Face a tudo, é legítimo pensar que os poderes (políticos e económicos) querem destruir os jornais ou privar as pessoas de os lerem. Principalmente as do interior do país.

Já para não falar na legislação das rádios locais – a famigerada Lei da Rádio. Tão rigorosamente aplicada (e bem!) na atribuição de novas antenas nos finais dos anos 80, acabando com as “rádios piratas”, é hoje uma miragem. Pouco é cumprido e as propriedades constituem quase um monopólio evangélico. Os governos preocupam-se com este atropelo gravíssimo? Não! Como canta o Carlão, “assobiam para o lado.”

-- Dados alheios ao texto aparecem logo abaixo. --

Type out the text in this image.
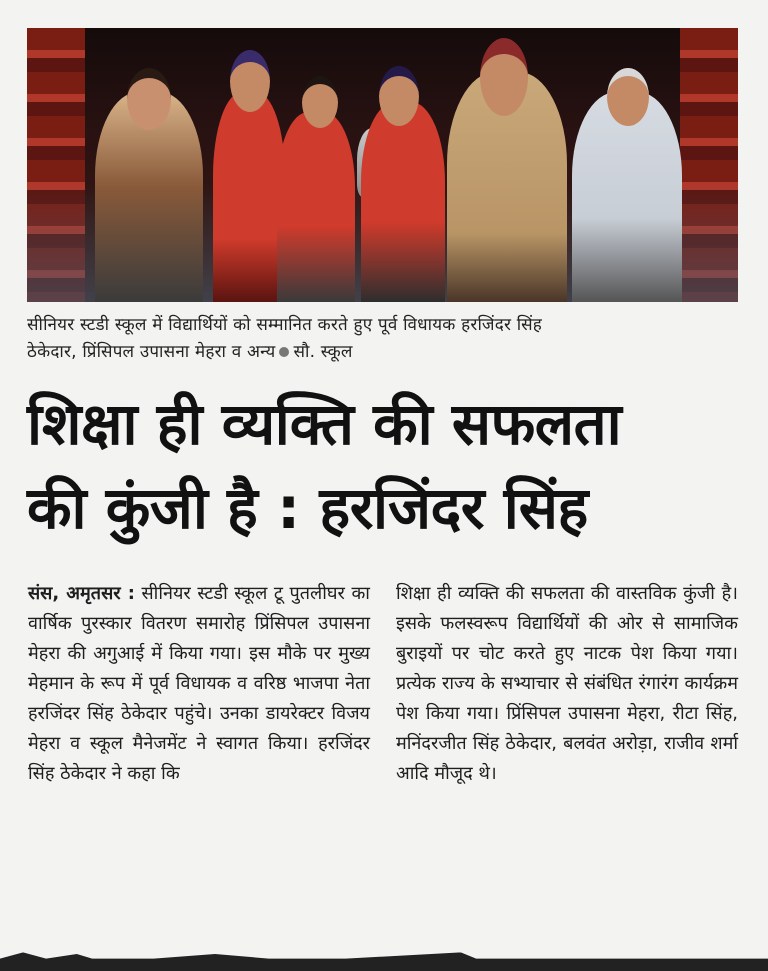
सीनियर स्टडी स्कूल में विद्यार्थियों को सम्मानित करते हुए पूर्व विधायक हरजिंदर सिंह
ठेकेदार, प्रिंसिपल उपासना मेहरा व अन्य सौ. स्कूल
शिक्षा ही व्यक्ति की सफलता
की कुंजी है : हरजिंदर सिंह
संस, अमृतसर : सीनियर स्टडी स्कूल टू पुतलीघर का वार्षिक पुरस्कार वितरण समारोह प्रिंसिपल उपासना मेहरा की अगुआई में किया गया। इस मौके पर मुख्य मेहमान के रूप में पूर्व विधायक व वरिष्ठ भाजपा नेता हरजिंदर सिंह ठेकेदार पहुंचे। उनका डायरेक्टर विजय मेहरा व स्कूल मैनेजमेंट ने स्वागत किया। हरजिंदर सिंह ठेकेदार ने कहा कि
शिक्षा ही व्यक्ति की सफलता की वास्तविक कुंजी है। इसके फलस्वरूप विद्यार्थियों की ओर से सामाजिक बुराइयों पर चोट करते हुए नाटक पेश किया गया। प्रत्येक राज्य के सभ्याचार से संबंधित रंगारंग कार्यक्रम पेश किया गया। प्रिंसिपल उपासना मेहरा, रीटा सिंह, मनिंदरजीत सिंह ठेकेदार, बलवंत अरोड़ा, राजीव शर्मा आदि मौजूद थे।
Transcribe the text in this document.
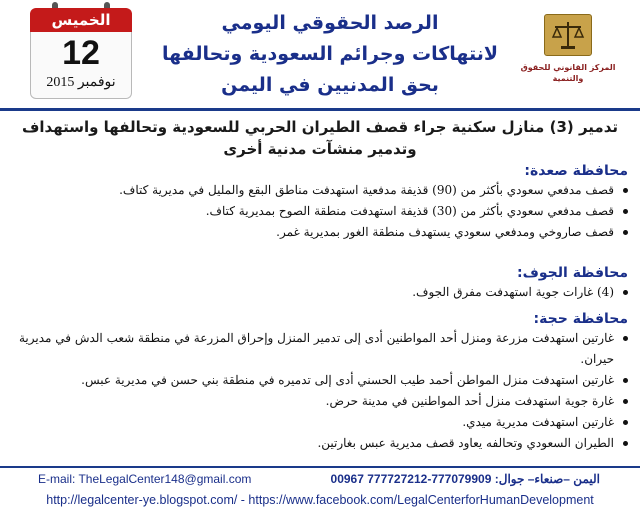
الخميس
12
نوفمبر 2015
الرصد الحقوقي اليومي
لانتهاكات وجرائم السعودية وتحالفها
بحق المدنيين في اليمن
المركز القانوني للحقوق والتنمية
تدمير (3) منازل سكنية جراء قصف الطيران الحربي للسعودية وتحالفها واستهداف وتدمير منشآت مدنية أخرى
محافظة صعدة:
قصف مدفعي سعودي بأكثر من (90) قذيفة مدفعية استهدفت مناطق البقع والمليل في مديرية كتاف.
قصف مدفعي سعودي بأكثر من (30) قذيفة استهدفت منطقة الصوح بمديرية كتاف.
قصف صاروخي ومدفعي سعودي يستهدف منطقة الغور بمديرية غمر.
محافظة الجوف:
(4) غارات جوية استهدفت مفرق الجوف.
محافظة حجة:
غارتين استهدفت مزرعة ومنزل أحد المواطنين أدى إلى تدمير المنزل وإحراق المزرعة في منطقة شعب الدش في مديرية حيران.
غارتين استهدفت منزل المواطن أحمد طيب الحسني أدى إلى تدميره في منطقة بني حسن في مديرية عبس.
غارة جوية استهدفت منزل أحد المواطنين في مدينة حرض.
غارتين استهدفت مديرية ميدي.
الطيران السعودي وتحالفه يعاود قصف مديرية عبس بغارتين.
E-mail: TheLegalCenter148@gmail.com	اليمن –صنعاء– جوال: 777079909-777727212 00967
http://legalcenter-ye.blogspot.com/ - https://www.facebook.com/LegalCenterforHumanDevelopment
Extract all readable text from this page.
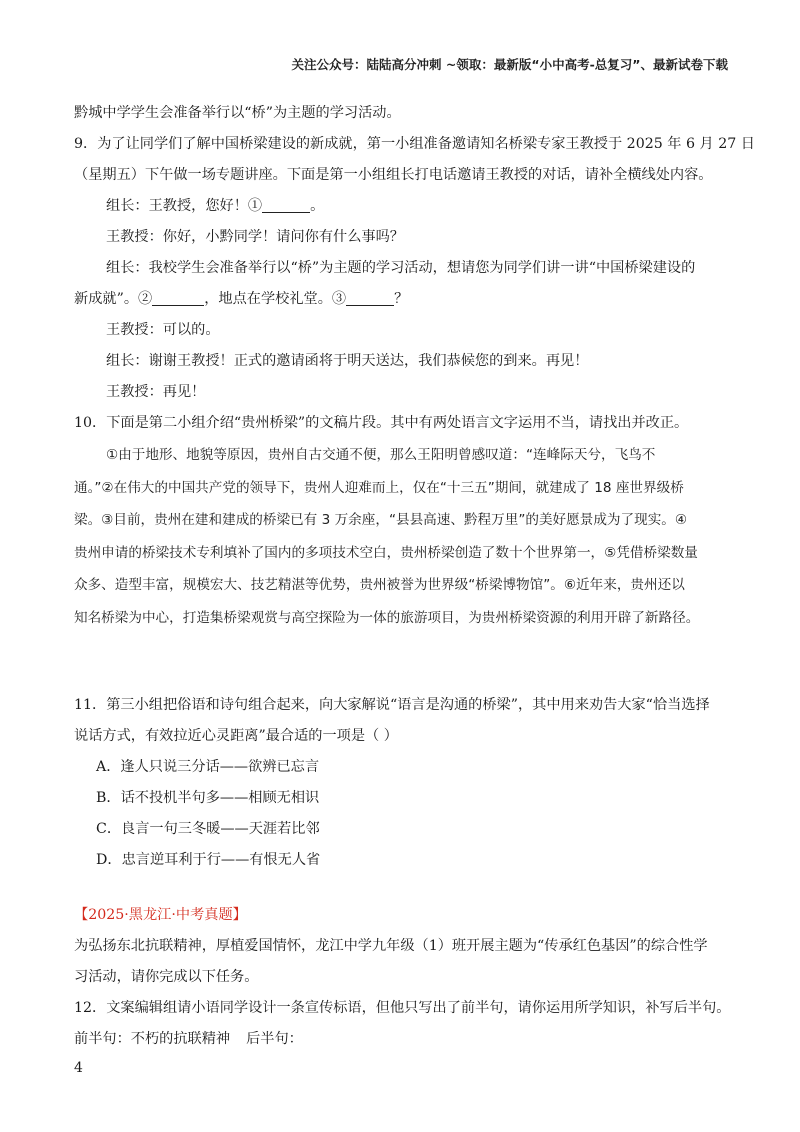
关注公众号：陆陆高分冲刺 ~领取：最新版“小中高考-总复习”、最新试卷下载
黔城中学学生会准备举行以“桥”为主题的学习活动。
9．为了让同学们了解中国桥梁建设的新成就，第一小组准备邀请知名桥梁专家王教授于 2025 年 6 月 27 日
（星期五）下午做一场专题讲座。下面是第一小组组长打电话邀请王教授的对话，请补全横线处内容。
组长：王教授，您好！①	。
王教授：你好，小黔同学！请问你有什么事吗？
组长：我校学生会准备举行以“桥”为主题的学习活动，想请您为同学们讲一讲“中国桥梁建设的
新成就”。②	，地点在学校礼堂。③	？
王教授：可以的。
组长：谢谢王教授！正式的邀请函将于明天送达，我们恭候您的到来。再见！
王教授：再见！
10．下面是第二小组介绍“贵州桥梁”的文稿片段。其中有两处语言文字运用不当，请找出并改正。
①由于地形、地貌等原因，贵州自古交通不便，那么王阳明曾感叹道：“连峰际天兮，飞鸟不
通。”②在伟大的中国共产党的领导下，贵州人迎难而上，仅在“十三五”期间，就建成了 18 座世界级桥
梁。③目前，贵州在建和建成的桥梁已有 3 万余座，“县县高速、黔程万里”的美好愿景成为了现实。④
贵州申请的桥梁技术专利填补了国内的多项技术空白，贵州桥梁创造了数十个世界第一，⑤凭借桥梁数量
众多、造型丰富，规模宏大、技艺精湛等优势，贵州被誉为世界级“桥梁博物馆”。⑥近年来，贵州还以
知名桥梁为中心，打造集桥梁观赏与高空探险为一体的旅游项目，为贵州桥梁资源的利用开辟了新路径。
11．第三小组把俗语和诗句组合起来，向大家解说“语言是沟通的桥梁”，其中用来劝告大家“恰当选择
说话方式，有效拉近心灵距离”最合适的一项是（ ）
A．逢人只说三分话——欲辨已忘言
B．话不投机半句多——相顾无相识
C．良言一句三冬暖——天涯若比邻
D．忠言逆耳利于行——有恨无人省
【2025·黑龙江·中考真题】
为弘扬东北抗联精神，厚植爱国情怀，龙江中学九年级（1）班开展主题为“传承红色基因”的综合性学
习活动，请你完成以下任务。
12．文案编辑组请小语同学设计一条宣传标语，但他只写出了前半句，请你运用所学知识，补写后半句。
前半句：不朽的抗联精神 后半句：
4
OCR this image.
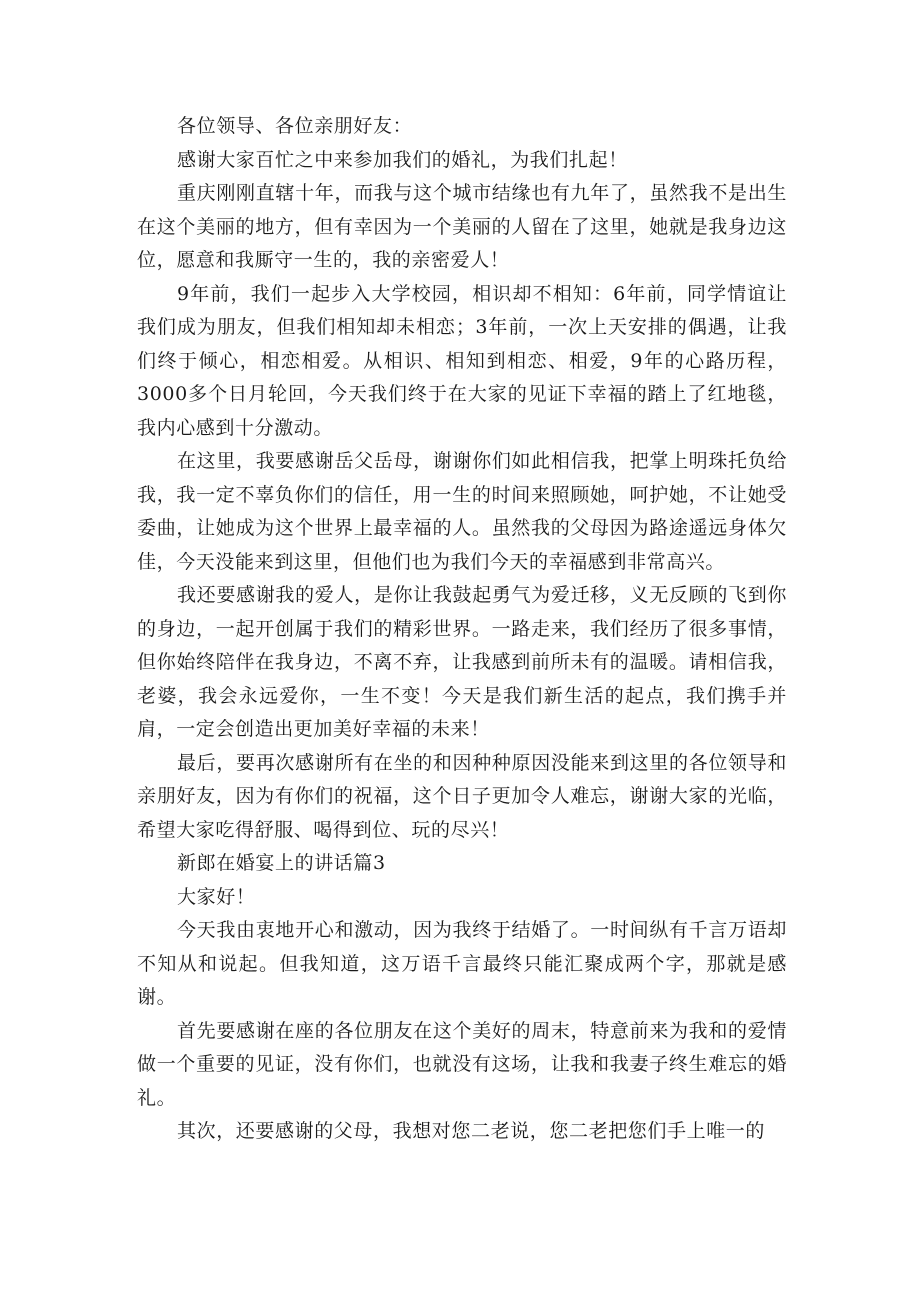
各位领导、各位亲朋好友：

感谢大家百忙之中来参加我们的婚礼，为我们扎起！

重庆刚刚直辖十年，而我与这个城市结缘也有九年了，虽然我不是出生在这个美丽的地方，但有幸因为一个美丽的人留在了这里，她就是我身边这位，愿意和我厮守一生的，我的亲密爱人！

9年前，我们一起步入大学校园，相识却不相知：6年前，同学情谊让我们成为朋友，但我们相知却未相恋；3年前，一次上天安排的偶遇，让我们终于倾心，相恋相爱。从相识、相知到相恋、相爱，9年的心路历程，3000多个日月轮回，今天我们终于在大家的见证下幸福的踏上了红地毯，我内心感到十分激动。

在这里，我要感谢岳父岳母，谢谢你们如此相信我，把掌上明珠托负给我，我一定不辜负你们的信任，用一生的时间来照顾她，呵护她，不让她受委曲，让她成为这个世界上最幸福的人。虽然我的父母因为路途遥远身体欠佳，今天没能来到这里，但他们也为我们今天的幸福感到非常高兴。

我还要感谢我的爱人，是你让我鼓起勇气为爱迁移，义无反顾的飞到你的身边，一起开创属于我们的精彩世界。一路走来，我们经历了很多事情，但你始终陪伴在我身边，不离不弃，让我感到前所未有的温暖。请相信我，老婆，我会永远爱你，一生不变！今天是我们新生活的起点，我们携手并肩，一定会创造出更加美好幸福的未来！

最后，要再次感谢所有在坐的和因种种原因没能来到这里的各位领导和亲朋好友，因为有你们的祝福，这个日子更加令人难忘，谢谢大家的光临，希望大家吃得舒服、喝得到位、玩的尽兴！

新郎在婚宴上的讲话篇3

大家好！

今天我由衷地开心和激动，因为我终于结婚了。一时间纵有千言万语却不知从和说起。但我知道，这万语千言最终只能汇聚成两个字，那就是感谢。

首先要感谢在座的各位朋友在这个美好的周末，特意前来为我和的爱情做一个重要的见证，没有你们，也就没有这场，让我和我妻子终生难忘的婚礼。

其次，还要感谢的父母，我想对您二老说，您二老把您们手上唯一的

As pessoas estão preocupadas, mas não sabem o que fazer. E as sugestões existem. Na Casa das Beiras, em Lisboa, foram enumeradas algumas. Como pô-las em prática? Essa é a dificuldade-mor.

Também ouvimos, nessa sessão de Cidadania em Lisboa, mas dirigida ao interior, pessoas a indignarem-se por o movimento associativo estar “sistematicamente a pedir verbas públicas” para avançar.

A resposta é que, mesmo sem dinheiro, há corajosas e corajosos que, no meio de toda a “tempestade”, avançam. Já encaram as verbas públicas como “utopia”. Um dia chegarão.. . O problema é quando os poderes, além de não darem ajuda financeira, ainda empurram para trás. E aí, é o drama absoluto, a destruição do associativismo e de outras iniciativas cidadãs.

Nota: O associativismo e cidadania refere-se ao que é exercido com rigor, isenção, honestidade e solidariedade. Para servir. Não o que é “exercido” por oportunismo, para burlar, corromper ou enganar. Isto não é associativismo, é crime e está fora desta discussão.